"La nostra analisi mostra che una cattiva alimentazione, l'ipertensione e l’ipercolestrolemia sono i tre principali fattori di rischio per infarto e angina", sottolinea l'autore dello studio, Xinyao Liu, della Central south university di Changsha, Cina. "Questo vale sia per i paesi sviluppati sia per quelli in via di sviluppo. Avremmo oltre sei milioni di morti in meno all’anno riducendo il consumo di alimenti trasformati, bevande zuccherate, grassi saturi e trans, sale e zuccheri aggiunti e aumentando, nel contempo, l'assunzione di pesce, frutta, verdura, noci e cereali integrali.

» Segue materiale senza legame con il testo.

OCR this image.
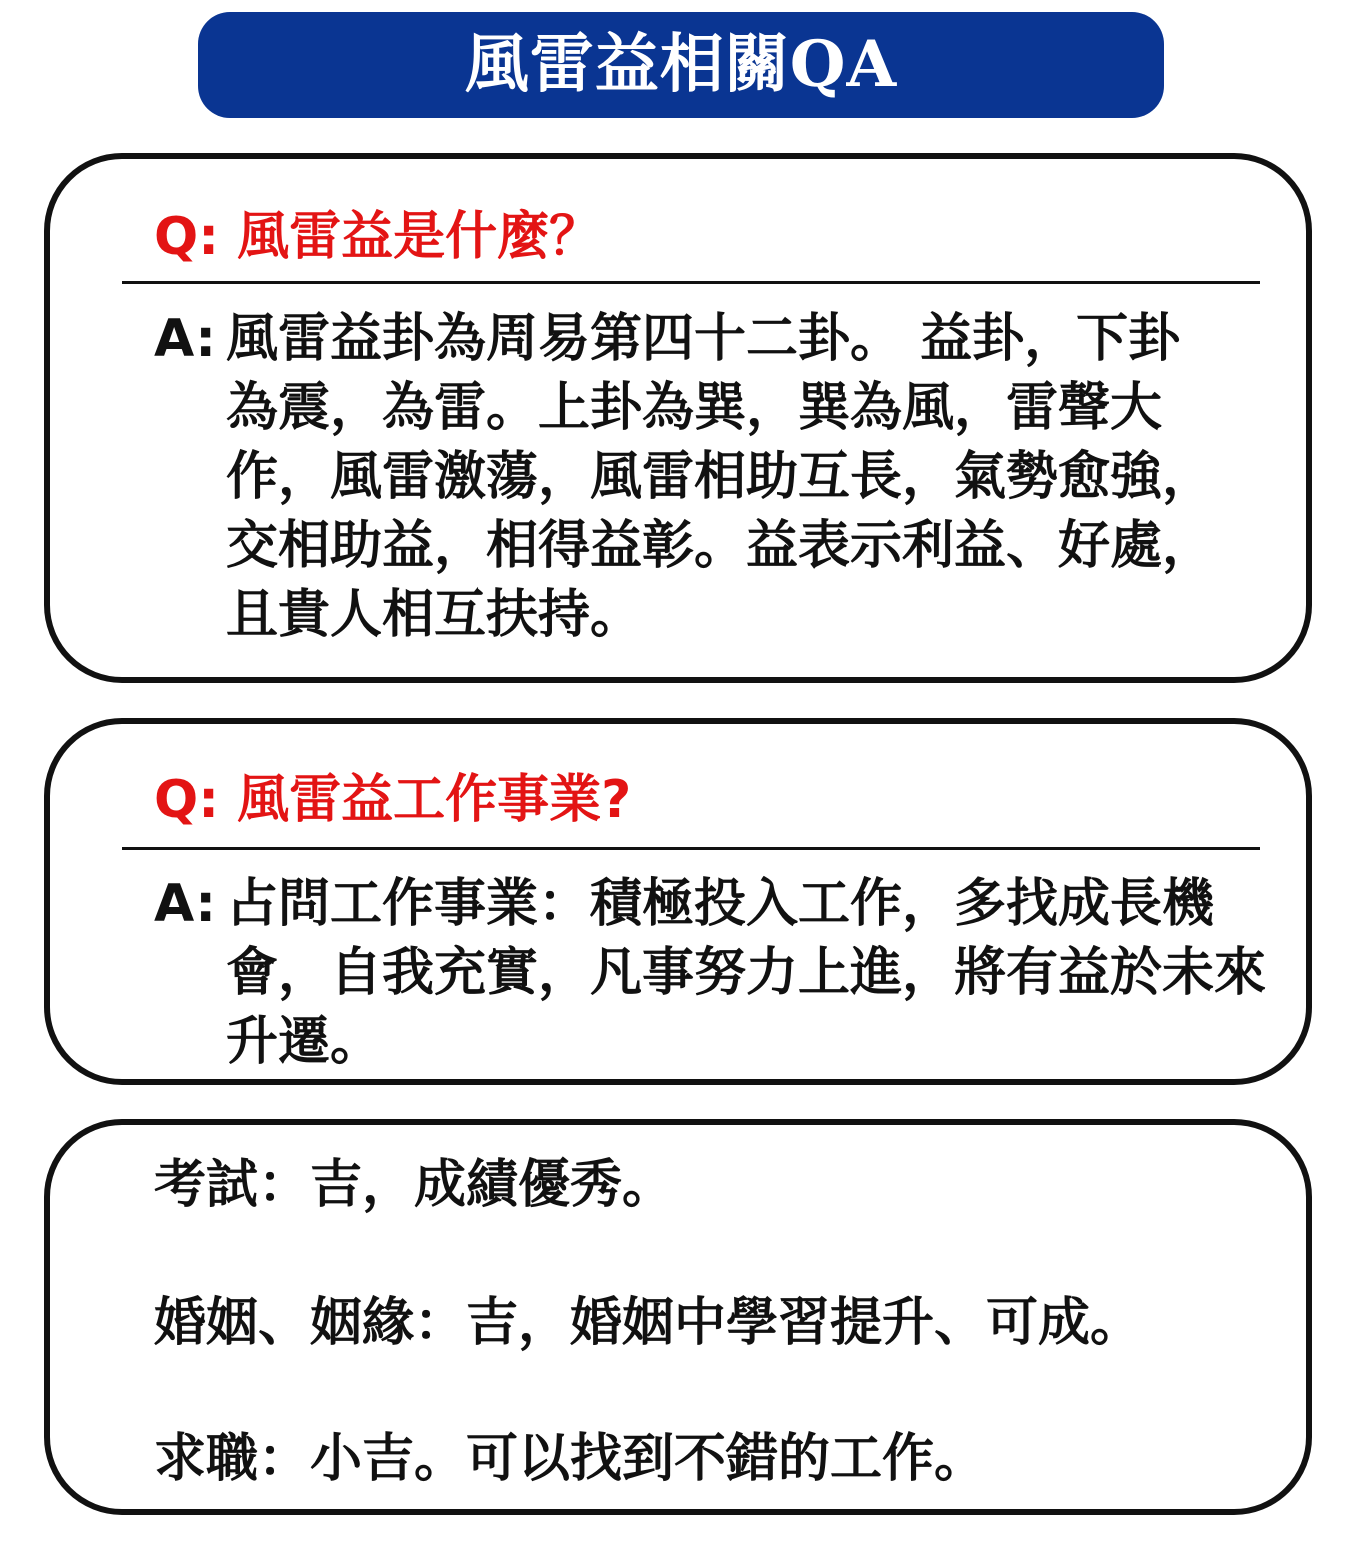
風雷益相關QA
Q: 風雷益是什麼？
A: 風雷益卦為周易第四十二卦。 益卦，下卦為震，為雷。上卦為巽，巽為風，雷聲大作，風雷激蕩，風雷相助互長，氣勢愈強，交相助益，相得益彰。益表示利益、好處，且貴人相互扶持。
Q: 風雷益工作事業?
A: 占問工作事業：積極投入工作，多找成長機會，自我充實，凡事努力上進，將有益於未來升遷。
考試：吉，成績優秀。
婚姻、姻緣：吉，婚姻中學習提升、可成。
求職：小吉。可以找到不錯的工作。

La dieta ideale giornaliera dovrebbe prevedere da 200 a 300 mg di acidi grassi omega 3, 200-300 grammi di frutta, 290-430 grammi di verdura, 16-25 grammi di noci e 100-150 grammi di cereali integrali ".
Lo studio ha analizzato i dati forniti dal Global burden of disease study 2017, condotto in 195 paesi tra il 1990 e il 2017. Nel 2017, 126,5 milioni di persone al mondo soffrivano di cardiopatia ischemica con 10,6 milioni di nuove diagnosi nell’anno. A causa di questa condizione, si sono registrate 8,9 milioni di morti nel 2017, il 16% di tutti i decessi, rispetto al 12,6% del 1990.
I ricercatori hanno calcolato l'impatto di 11 variabili sul rischio di morte per cardiopatia ischemica: dieta, ipertensione, c-Ldl, iperglicemia, fumo, Bmi elevato, inquinamento atmosferico, sedentarietà, danno renale, esposizione al piombo e alcol.
Nello specifico, hanno stimato la percentuale di decessi evitabili eliminando quel fattore di rischio.
È così emerso che il 69,2% delle morti per cardiopatia ischemica nel mondo potrebbe essere prevenuto con diete più sane, il 54,4% se la pressione arteriosa sistolica si mantenesse intorno ai 110–115 mmHg, il 41,9% con c-Ldl tra 0,7 e 1,3 mmol / L, il 25,5% con glicemia a digiuno tra 4,8 e 5,4 mmol / L, mentre con lo stop al fumo i decessi si ridurrebbero di circa un quinto.
Il fumo si è classificato al quarto posto tra le cause dei decessi per cardiopatia ischemica negli uomini e solo al settimo nelle donne. Vale la pena ricordare, su questo fronte, che tra il 1990 e il 2017, la prevalenza globale di fumatori è diminuita del 28,4% negli uomini e del 34,4% nelle donne.
Un Bmi elevato è risultato il quinto fattore di rischio di mortalità nelle donne e il sesto negli uomini. Per le donne, il 18,3% dei decessi per cardiopatia ischemica potrebbe essere con un Bmi stabile tra 20 e 25 kg/m2. In entrambi i sessi, l’incidenza di inquinamento atmosferico ed esposizione al piombo aumentava con il grado di sottosviluppo.
Il commento finale di Liu: “La cardiopatia ischemica è ampiamente prevenibile con comportamenti sani e le persone dovrebbero migliorare le proprie abitudini. Inoltre, sono necessarie misura di politica sanitaria commisurate alle necessità locali. Per esempio, programmi di riduzione del consumo di sale produrrebbero i maggiori benefici aree in cui l’impiego è elevato, quali Cina o Asia centrale".